When I get to the end of the row and peer under the bottom bunk, I see Auntie. She lies on her belly. When she looks up at me, I signal to her and mouth, Get ready. I’m coming.
As the sound of gunfire dies down, I count to three. Clutching Peanut with one hand, I crouch low and run toward Auntie. I streak into the open, cringing as my body leaves the cover of the bunks. I glance down the aisle to see if Bran is aiming at me, but when I look back, someone stands in my path. One of the gunmen has his eyes locked on me. His gun travels up as his face constricts with the knowledge I’m about to pounce.
Running, I smash my elbow into his arms as he tries to aim. The gun clatters to the floor. Before he has time to block, I drive my palm into his nose. Whirling around, I kick my leg out and knock away his feet. I hear his body thud on the floor as I turn and ready myself to fight the other guard.

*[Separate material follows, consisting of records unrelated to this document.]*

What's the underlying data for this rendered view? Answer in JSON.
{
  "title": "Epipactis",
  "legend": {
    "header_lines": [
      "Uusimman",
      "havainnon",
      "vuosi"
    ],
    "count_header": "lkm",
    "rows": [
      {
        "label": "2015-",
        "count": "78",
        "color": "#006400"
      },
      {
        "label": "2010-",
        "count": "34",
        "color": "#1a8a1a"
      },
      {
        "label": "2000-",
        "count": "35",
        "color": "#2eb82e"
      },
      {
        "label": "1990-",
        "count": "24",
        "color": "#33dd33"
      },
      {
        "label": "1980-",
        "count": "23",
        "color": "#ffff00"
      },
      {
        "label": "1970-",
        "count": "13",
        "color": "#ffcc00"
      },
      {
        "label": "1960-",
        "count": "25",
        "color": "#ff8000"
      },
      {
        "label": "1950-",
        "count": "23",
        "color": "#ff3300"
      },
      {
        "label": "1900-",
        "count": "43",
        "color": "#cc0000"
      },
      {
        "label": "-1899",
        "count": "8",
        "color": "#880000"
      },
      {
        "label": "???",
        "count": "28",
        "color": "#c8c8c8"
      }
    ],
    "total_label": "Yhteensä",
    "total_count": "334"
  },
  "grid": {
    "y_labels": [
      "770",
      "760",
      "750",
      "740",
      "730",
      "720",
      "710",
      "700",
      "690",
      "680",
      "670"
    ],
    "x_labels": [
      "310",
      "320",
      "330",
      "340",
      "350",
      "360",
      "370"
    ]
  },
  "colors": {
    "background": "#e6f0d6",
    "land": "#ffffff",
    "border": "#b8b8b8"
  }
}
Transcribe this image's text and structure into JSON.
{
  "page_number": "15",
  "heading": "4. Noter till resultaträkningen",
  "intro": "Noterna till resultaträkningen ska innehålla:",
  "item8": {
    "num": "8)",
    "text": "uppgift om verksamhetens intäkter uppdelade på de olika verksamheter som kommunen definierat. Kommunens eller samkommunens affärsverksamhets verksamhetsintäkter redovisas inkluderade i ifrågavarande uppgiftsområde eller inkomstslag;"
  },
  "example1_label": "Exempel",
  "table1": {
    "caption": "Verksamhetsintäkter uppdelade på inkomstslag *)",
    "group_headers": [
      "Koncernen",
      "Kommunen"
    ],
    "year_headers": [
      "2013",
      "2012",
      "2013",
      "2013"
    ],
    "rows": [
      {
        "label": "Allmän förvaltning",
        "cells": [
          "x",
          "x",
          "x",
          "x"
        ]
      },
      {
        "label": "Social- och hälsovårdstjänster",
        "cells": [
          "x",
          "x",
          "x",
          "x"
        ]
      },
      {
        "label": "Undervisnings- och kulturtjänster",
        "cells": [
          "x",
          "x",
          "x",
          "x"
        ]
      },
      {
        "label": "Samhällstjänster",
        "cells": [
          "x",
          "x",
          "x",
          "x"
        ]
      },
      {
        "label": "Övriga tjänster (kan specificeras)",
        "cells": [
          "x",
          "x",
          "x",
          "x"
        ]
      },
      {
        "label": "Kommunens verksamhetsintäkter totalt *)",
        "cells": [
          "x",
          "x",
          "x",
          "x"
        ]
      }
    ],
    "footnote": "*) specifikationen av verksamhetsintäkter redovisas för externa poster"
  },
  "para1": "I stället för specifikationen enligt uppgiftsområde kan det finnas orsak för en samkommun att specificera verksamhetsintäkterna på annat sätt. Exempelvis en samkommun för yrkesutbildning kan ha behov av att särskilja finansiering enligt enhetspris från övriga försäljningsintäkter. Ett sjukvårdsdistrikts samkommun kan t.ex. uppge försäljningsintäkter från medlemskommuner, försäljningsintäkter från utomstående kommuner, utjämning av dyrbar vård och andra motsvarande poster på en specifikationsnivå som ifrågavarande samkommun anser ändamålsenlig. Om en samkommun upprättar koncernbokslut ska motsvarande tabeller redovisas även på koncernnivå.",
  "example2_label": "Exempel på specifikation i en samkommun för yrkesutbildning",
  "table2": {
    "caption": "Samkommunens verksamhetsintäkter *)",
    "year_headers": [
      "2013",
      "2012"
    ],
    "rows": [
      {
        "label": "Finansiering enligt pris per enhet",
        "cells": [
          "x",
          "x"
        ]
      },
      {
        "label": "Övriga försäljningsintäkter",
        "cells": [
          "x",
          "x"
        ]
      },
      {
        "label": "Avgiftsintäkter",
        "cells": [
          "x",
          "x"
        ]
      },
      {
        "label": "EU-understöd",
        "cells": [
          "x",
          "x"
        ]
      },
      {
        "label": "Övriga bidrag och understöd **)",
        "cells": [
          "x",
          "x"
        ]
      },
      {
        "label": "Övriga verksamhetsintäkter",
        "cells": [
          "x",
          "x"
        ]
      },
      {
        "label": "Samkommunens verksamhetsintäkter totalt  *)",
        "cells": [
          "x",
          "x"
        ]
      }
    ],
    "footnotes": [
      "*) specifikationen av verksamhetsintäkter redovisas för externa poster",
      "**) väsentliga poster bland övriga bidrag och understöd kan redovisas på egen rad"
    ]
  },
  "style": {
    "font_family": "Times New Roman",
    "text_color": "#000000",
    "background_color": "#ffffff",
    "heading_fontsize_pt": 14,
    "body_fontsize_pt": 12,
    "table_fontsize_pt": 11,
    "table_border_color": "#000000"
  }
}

Before I can even locate the other guard, a gunshot sounds across the room. The guard in front of me jerks back, one hand snapping to his chest. His dirty, scarred face contorts as the gun falls from his hands. He drops to his knees as blood fills the spaces between his fingers.
When I look back, I see Bran slinking behind his bunk. He used my attack as an opportunity to shoot the guards, but he didn’t fire on me. I don’t have time to think this over because Mike steps into my path. In his hands, he clutches two very long, very sharp knives.
I cover Peanut, crouching down to make her a small target as Mike pulls his arm back, preparing to throw a knife.
Tightening my body, I will it to protect the child trembling beneath my shirt.
/>
Mike throws the knife, but not at me. I watch it sail through the air, end over end, and bury itself into Bran’s chest.
Bran is stunned, looking down at the handle protruding out of his chest just right of his breastbone. He raises his gun to fire, but can’t seem to get his arm up. His limbs sag, and his grip on the gun loosens. He staggers forward, smashing into the bunk and then rolling to the ground.
Mike watches, smiling as Bran dies. When he’s satisfied Bran isn’t moving, he turns toward me, knife in hand, ready to throw. So when I pull the trigger on the gun in my hand, he looks very surprised.
The bang is loud. The shotgun kicks back hard, jarring me. The scatter of the shot is wide, peppering Mike’s middle, blasting him backward with amazing force.
I shot him. I… killed him.
Trembling, I walk over, the sawed-off shotgun in my numbing hands. On the concrete, Mike stares at me. His eyes flick to me and then back to the ceiling as he twitches and jerks. His hands grip at his stomach, which is a mess of tattered shirt, blood, and gore. I watch his bloody fist grab at his shirt, bunch it between his fingers, and release it again.
I drop the shotgun with a clatter to the concrete as the urge to vomit creeps up my throat.
“Riley,” my auntie croaks, climbing out of her crouch.
“Is it over?” My ears are ringing. The world is spinning. I grip a bunk. “Is it over?” I ask again.
She licks her ash-stained lips. “Darling. It’s never over.”
CHAPTER THIRTY-TWO
Riley
Auntie sits me down on a bunk and covers me with a blanket. She tells me I’m in shock. I shake my head, push the blanket off, and feel for the lump under my shirt. “Peanut? Are you okay?”
She lifts her head from where it rests on my chest. She’s shaking like a leaf, but there doesn’t appear to be a scratch on her. That tiny face and wide eyes loosen something inside me, like a knot untying. I hug her, fighting tears. “We’re okay. You’re okay.”